Coeur de coq (1946)
10/10
Immortal Fernandel
3 July 2006
Warning: Spoilers
"Coeur de Coq" played last night on TFO (Télévision française en Ontario), a local state-sponsored channel that revives a seemingly endless stream of forgotten and newly-restored French films. I admit I had never seen it. It is from a motley period of Fernandel's career where he kept experimenting with various genres and various distinguished directors, from Sacha Guitry's filmed theatre ("Tu m'as sauvé la vie", 1951) to Carlo Rim's experimental macabre comedy "L'Armoire volante" (1948), before his career was definitely given a boost by Julien's Duvivier's "Le Retour de Don Camillo", a comedy that definitely established him as a first-rate actor and a living legend.

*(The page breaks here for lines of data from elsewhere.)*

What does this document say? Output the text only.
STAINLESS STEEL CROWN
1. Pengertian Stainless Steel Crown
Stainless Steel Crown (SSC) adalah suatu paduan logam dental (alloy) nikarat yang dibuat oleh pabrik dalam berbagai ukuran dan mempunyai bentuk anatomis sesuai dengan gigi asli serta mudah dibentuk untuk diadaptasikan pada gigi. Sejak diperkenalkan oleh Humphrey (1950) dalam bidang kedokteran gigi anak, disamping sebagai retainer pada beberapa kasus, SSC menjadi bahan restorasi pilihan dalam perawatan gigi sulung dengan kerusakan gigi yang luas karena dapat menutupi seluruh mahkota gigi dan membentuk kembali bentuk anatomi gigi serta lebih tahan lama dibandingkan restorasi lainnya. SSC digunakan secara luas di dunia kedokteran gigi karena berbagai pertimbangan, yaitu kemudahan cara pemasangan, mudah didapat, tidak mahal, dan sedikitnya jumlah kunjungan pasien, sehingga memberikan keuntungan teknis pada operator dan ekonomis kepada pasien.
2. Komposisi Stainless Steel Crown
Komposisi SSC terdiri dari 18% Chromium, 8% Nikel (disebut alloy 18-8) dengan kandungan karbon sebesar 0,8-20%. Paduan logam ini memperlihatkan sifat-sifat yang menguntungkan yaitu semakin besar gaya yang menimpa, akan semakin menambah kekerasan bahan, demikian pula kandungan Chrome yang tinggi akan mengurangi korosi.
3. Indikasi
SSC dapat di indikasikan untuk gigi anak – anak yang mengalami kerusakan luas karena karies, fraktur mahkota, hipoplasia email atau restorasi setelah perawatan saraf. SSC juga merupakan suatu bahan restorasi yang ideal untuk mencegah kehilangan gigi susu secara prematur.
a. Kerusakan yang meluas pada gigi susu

Having been, perhaps luckily, ignored by the New Wave critics, he was unfortunately also passed over by overseas success, although the prestige of the Don Camillo movies made waves all the way to Italy, Germany and Soviet Russia and insured more and more substantial parts until the end of his life.

This little trifle is a made-to-measure musical comedy about a humble typesetter who sets his sight on the boss's daughter, who must marry a business associate of her father. A failed suicide attempt leads him to a mad scientist who decides to transplant a rooster's heart in the man, transforming him into a cocky seducer and superstud that must certainly have inspired Jerry Lewis's "Mister Love" in his "Nutty Professor".

The film is a mad hodge-podge of sentimental comedy, science fiction satire, dream-like escapades into a back-lot Venice, dancing girls, fantasy and whimsy, all neatly tied up into a traditional happy-end.

It was almost traditional for Fernandel comedies, by this time, for him to get the girl at the end, but this one goes one step further by presenting him as an irresistible Casanova, which his success had probably made him in real life, whether he liked it or not. The effect is most liberating as Fernandel's seductive powers have always been immense.

The film is not a masterpiece by a long shot, but it does not have a single tepid moment and goes merrily along its happy way in a somewhat dated but characteristic fashion. And Fernandel can always be counted on to deliver the charm, the musicianship, the humour, the wit and the laughs (with a special accolade to the mysterious Robert Rouzeaud - whom I suspect is a pseudonym for Paul Azaïs in a double role - as his Italian Mephisto).